KANSAS CITY, Mo. -- Her family says she was just texting with friends. Prosecutors in Clay County don't see it that way.
One Northland woman is in jail, accused of making threats against a local elementary school. North Kansas City School District leaders are actively working to avoid future threats.
Police aren't laughing, even though family members of Asia Snell, 22, tell FOX4 News her comments were just jokes. On Sunday night, Clay County Sheriff's deputies arrested Snell, after they received a Facebook message that said Snell intended to shoot up Ravenwood Elementary School.
"The school im gonna shoot up? Its called Raven wood. Can you drive me? lolololol," read the verbatim of Snell's message, which was turned over to police on Sunday. Police made a copy of that message available to FOX4 News on Monday.
FOX 4 News spoke with Lucy Dee, Snell's grandmother, who, on Monday afternoon, said Snell is an inmate at the Clay County Detention Center. Dee says Snell lives at her home, and her threat is a misconstrued joke that was sent to a friend via text message.
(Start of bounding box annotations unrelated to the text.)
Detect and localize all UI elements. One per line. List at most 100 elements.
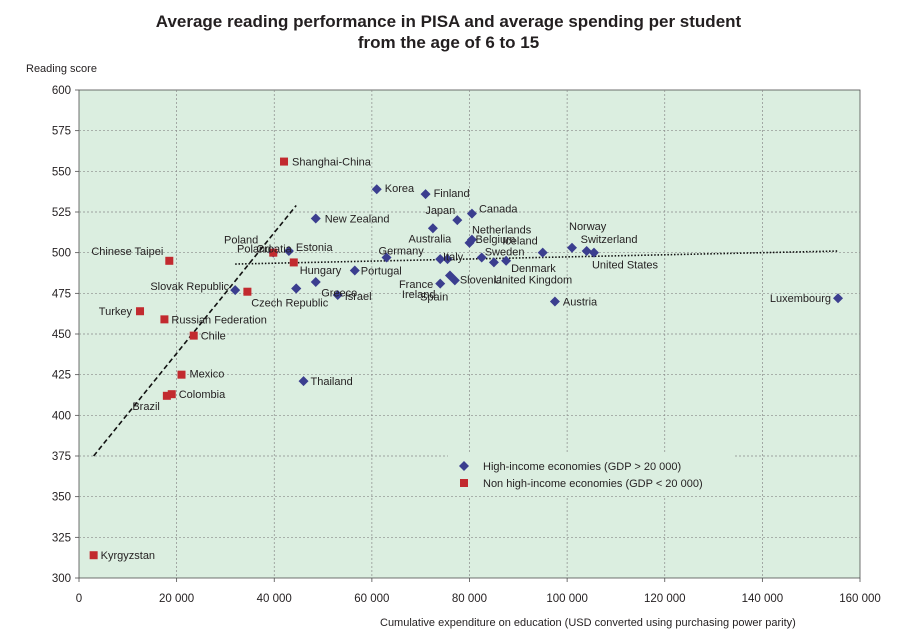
point-label-canada: Canada [479, 204, 518, 216]
point-austria [549, 296, 560, 307]
y-tick-label: 350 [52, 492, 71, 504]
point-label-croatia: Croatia [256, 243, 292, 255]
point-label-ireland: Ireland [402, 289, 436, 301]
point-label-korea: Korea [385, 183, 415, 195]
point-luxembourg [833, 293, 844, 304]
y-tick-label: 400 [52, 410, 71, 422]
point-chinese-taipei [165, 256, 174, 265]
chart-title: Average reading performance in PISA and … [155, 12, 742, 31]
point-label-mexico: Mexico [190, 369, 225, 381]
point-label-switzerland: Switzerland [581, 234, 638, 246]
y-tick-label: 425 [52, 370, 71, 382]
point-shanghai-china [280, 157, 289, 166]
point-belgium [464, 237, 475, 248]
point-poland [269, 248, 278, 257]
point-label-czech-republic: Czech Republic [251, 297, 329, 309]
y-tick-label: 525 [52, 207, 71, 219]
point-label-estonia: Estonia [296, 242, 334, 254]
x-tick-label: 100 000 [546, 593, 588, 605]
point-label-iceland: Iceland [502, 236, 537, 248]
x-axis-title: Cumulative expenditure on education (USD… [380, 617, 796, 629]
y-tick-label: 325 [52, 532, 71, 544]
point-label-germany: Germany [379, 246, 425, 258]
point-label-turkey: Turkey [99, 306, 133, 318]
point-label-norway: Norway [569, 221, 607, 233]
point-new-zealand [310, 213, 321, 224]
point-czech-republic [243, 287, 252, 296]
point-label-united-states: United States [592, 260, 659, 272]
point-iceland [537, 247, 548, 258]
legend-label: Non high-income economies (GDP < 20 000) [483, 478, 703, 490]
point-israel [332, 289, 343, 300]
point-czech-republic [291, 283, 302, 294]
point-sweden [476, 252, 487, 263]
point-spain [435, 278, 446, 289]
point-france [435, 254, 446, 265]
point-slovenia [449, 275, 460, 286]
point-label-belgium: Belgium [476, 234, 516, 246]
point-label-austria: Austria [563, 296, 598, 308]
y-tick-label: 375 [52, 451, 71, 463]
point-label-israel: Israel [345, 291, 372, 303]
x-tick-label: 160 000 [839, 593, 881, 605]
point-label-japan: Japan [425, 205, 455, 217]
point-ireland [442, 254, 453, 265]
point-label-netherlands: Netherlands [472, 225, 532, 237]
x-tick-label: 60 000 [354, 593, 389, 605]
point-label-new-zealand: New Zealand [325, 214, 390, 226]
point-label-chile: Chile [201, 331, 226, 343]
chart-subtitle: from the age of 6 to 15 [357, 33, 540, 52]
x-tick-label: 40 000 [257, 593, 292, 605]
point-united-states [588, 247, 599, 258]
point-hungary [310, 276, 321, 287]
point-switzerland [581, 246, 592, 257]
point-united-kingdom [488, 257, 499, 268]
trendline-high-income [235, 250, 839, 265]
y-tick-label: 550 [52, 166, 71, 178]
trendlines [93, 204, 839, 457]
point-label-portugal: Portugal [361, 266, 402, 278]
point-russian-federation [160, 315, 169, 324]
legend-marker [460, 479, 468, 487]
point-mexico [177, 370, 186, 379]
point-label-slovenia: Slovenia [460, 274, 503, 286]
point-denmark [501, 255, 512, 266]
gridlines [79, 90, 860, 578]
legend: High-income economies (GDP > 20 000) Non … [448, 452, 734, 496]
point-label-colombia: Colombia [179, 389, 226, 401]
point-label-poland: Poland [224, 235, 258, 247]
point-finland [420, 189, 431, 200]
point-label-brazil: Brazil [132, 401, 160, 413]
legend-box [448, 452, 734, 496]
point-label-russian-federation: Russian Federation [171, 314, 266, 326]
point-australia [427, 223, 438, 234]
point-thailand [298, 376, 309, 387]
point-japan [452, 215, 463, 226]
point-label-france: France [399, 279, 433, 291]
point-label-kyrgyzstan: Kyrgyzstan [101, 550, 155, 562]
point-germany [381, 252, 392, 263]
point-label-slovak-republic: Slovak Republic [150, 281, 229, 293]
x-tick-label: 80 000 [452, 593, 487, 605]
point-colombia [167, 390, 176, 399]
x-tick-label: 20 000 [159, 593, 194, 605]
point-croatia [289, 258, 298, 267]
point-label-thailand: Thailand [311, 376, 353, 388]
y-tick-label: 450 [52, 329, 71, 341]
point-label-hungary: Hungary [300, 265, 342, 277]
y-tick-label: 575 [52, 126, 71, 138]
point-label-chinese-taipei: Chinese Taipei [91, 246, 163, 258]
point-portugal [349, 265, 360, 276]
y-tick-label: 300 [52, 573, 71, 585]
axes: 300 325 350 375 400 425 450 475 500 525 550 575 600 0… [52, 85, 881, 605]
x-tick-label: 140 000 [742, 593, 784, 605]
point-kyrgyzstan [89, 551, 98, 560]
point-label-italy: Italy [443, 251, 464, 263]
point-brazil [162, 391, 171, 400]
point-korea [371, 184, 382, 195]
point-estonia [283, 246, 294, 257]
point-labels: Korea Finland Canada Japan New Zealand Austra… [91, 157, 831, 563]
x-tick-label: 120 000 [644, 593, 686, 605]
point-chile [189, 331, 198, 340]
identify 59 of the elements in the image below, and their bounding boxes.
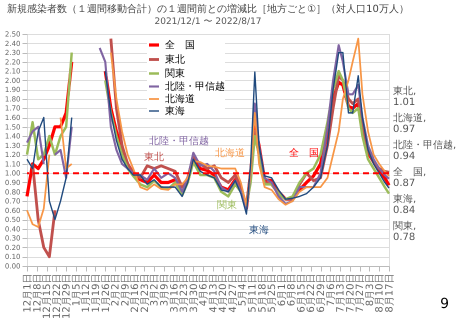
x-tick-label: 6月8日 (286, 274, 298, 306)
text: 全 国, 0.87 (393, 166, 426, 189)
x-tick-label: 5月11日 (248, 274, 259, 313)
x-tick-label: 12月22日 (52, 274, 63, 319)
x-tick-label: 4月27日 (228, 274, 239, 313)
x-tick-label: 6月22日 (306, 274, 318, 313)
text: 関東, 0.78 (393, 220, 416, 243)
chart-subtitle: 2021/12/1 〜 2022/8/17 (154, 17, 262, 27)
x-tick-label: 2月16日 (130, 274, 142, 313)
x-tick-label: 7月13日 (336, 274, 347, 313)
x-tick-label: 4月6日 (198, 274, 210, 306)
legend-label: 北海道 (165, 93, 195, 105)
x-tick-label: 6月1日 (276, 274, 288, 306)
chart-title: 新規感染者数（１週間移動合計）の１週間前との増減比［地方ごと①］（対人口10万人） (7, 3, 409, 15)
x-tick-label: 3月9日 (159, 274, 170, 306)
text: 北陸・甲信越, 0.94 (393, 139, 456, 162)
text: 全 国 (289, 148, 319, 159)
x-tick-label: 6月15日 (296, 274, 308, 313)
x-tick-label: 3月23日 (179, 274, 190, 313)
text: 東海 (249, 225, 269, 236)
x-tick-label: 2月23日 (140, 274, 151, 313)
x-tick-label: 2月9日 (120, 274, 132, 306)
x-tick-label: 6月29日 (316, 274, 328, 313)
x-tick-label: 2月2日 (110, 274, 122, 306)
x-tick-label: 3月2日 (150, 274, 161, 306)
x-tick-label: 7月20日 (345, 274, 356, 313)
x-tick-label: 3月16日 (169, 274, 180, 313)
x-tick-label: 1月12日 (81, 274, 92, 313)
x-tick-label: 8月3日 (364, 274, 376, 306)
text: 北海道 (215, 148, 245, 159)
x-tick-label: 4月13日 (208, 274, 220, 313)
text: 北海道, 0.97 (393, 112, 426, 135)
x-tick-label: 12月8日 (32, 274, 44, 313)
x-tick-label: 12月29日 (62, 274, 73, 319)
legend-label: 北陸・甲信越 (165, 80, 225, 92)
legend-label: 東海 (165, 105, 185, 117)
x-tick-label: 8月10日 (374, 274, 386, 313)
text: 関東 (217, 200, 237, 211)
x-tick-label: 4月20日 (218, 274, 230, 313)
text: 東北, 1.01 (393, 85, 416, 108)
x-tick-label: 7月6日 (326, 274, 337, 306)
legend-label: 全 国 (165, 39, 195, 51)
text: 東北 (144, 152, 164, 163)
x-tick-label: 3月30日 (188, 274, 200, 313)
x-tick-label: 1月5日 (71, 274, 82, 306)
x-tick-label: 1月26日 (100, 274, 112, 313)
x-tick-label: 5月4日 (238, 274, 249, 306)
x-tick-label: 5月18日 (257, 274, 268, 313)
x-tick-label: 12月1日 (22, 274, 34, 313)
text: 北陸・甲信越 (149, 136, 209, 147)
x-tick-label: 12月15日 (42, 274, 54, 319)
legend-label: 関東 (165, 68, 185, 80)
x-tick-label: 1月19日 (90, 274, 102, 313)
x-tick-label: 7月27日 (355, 274, 366, 313)
text: 東海, 0.84 (393, 193, 416, 216)
x-tick-label: 5月25日 (267, 274, 278, 313)
legend-label: 東北 (165, 54, 185, 66)
x-tick-label: 8月17日 (384, 274, 396, 313)
text: 9 (440, 296, 449, 312)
"These are words of consequence, and she needs to learn from this," Dee said while parking her car on Monday afternoon.
On Monday afternoon, North Kansas City School District leaders sent home a letter, making parents aware of what had transpired on Sunday night. Meanwhile, educators in that school system have a plan to help avoid future threats. The district had already scheduled this week as School Safety Awareness Week.
On Monday, at Oak Park High School, as part of that week-long program, the school's 1,600 students were challenged to make new friends at the school by shaking hands in the school's hallways.
"Hello, what's your name?" could be overheard while students chatted as school wrapped up on Monday.
Oak Park High seniors Chad Humphrey and Annie Bensyl say it's a means of being friendly, and getting familiar with new faces. The hand-shaking ritual also encourages students to be aware of faces they don't recognize, some of which could represent threats from within.
"We are there for the security reason of it," Humphrey said. "The homey environment we have here builds a sense of familiarity with everyone who's supposed to be here. When that certain someone or something stands out, we can address it, and tell whomever we need to tell."
"We're able to recognize new faces and other friendly faces. If someone recognizes and face, and you don't, since you're getting to know more people, you can ask them, they'll fill you in and make you feel more secure," Bensyl added.
Snell is charged with one count of terroristic threatening. She'll answer to that felony charge in a Clay County courtroom Tuesday. Court documents say Snell isn't permitted to go near that school or interact with its staff or students.
North Kansas City Schools officials say they're thankful police silenced this scare as quickly as they did.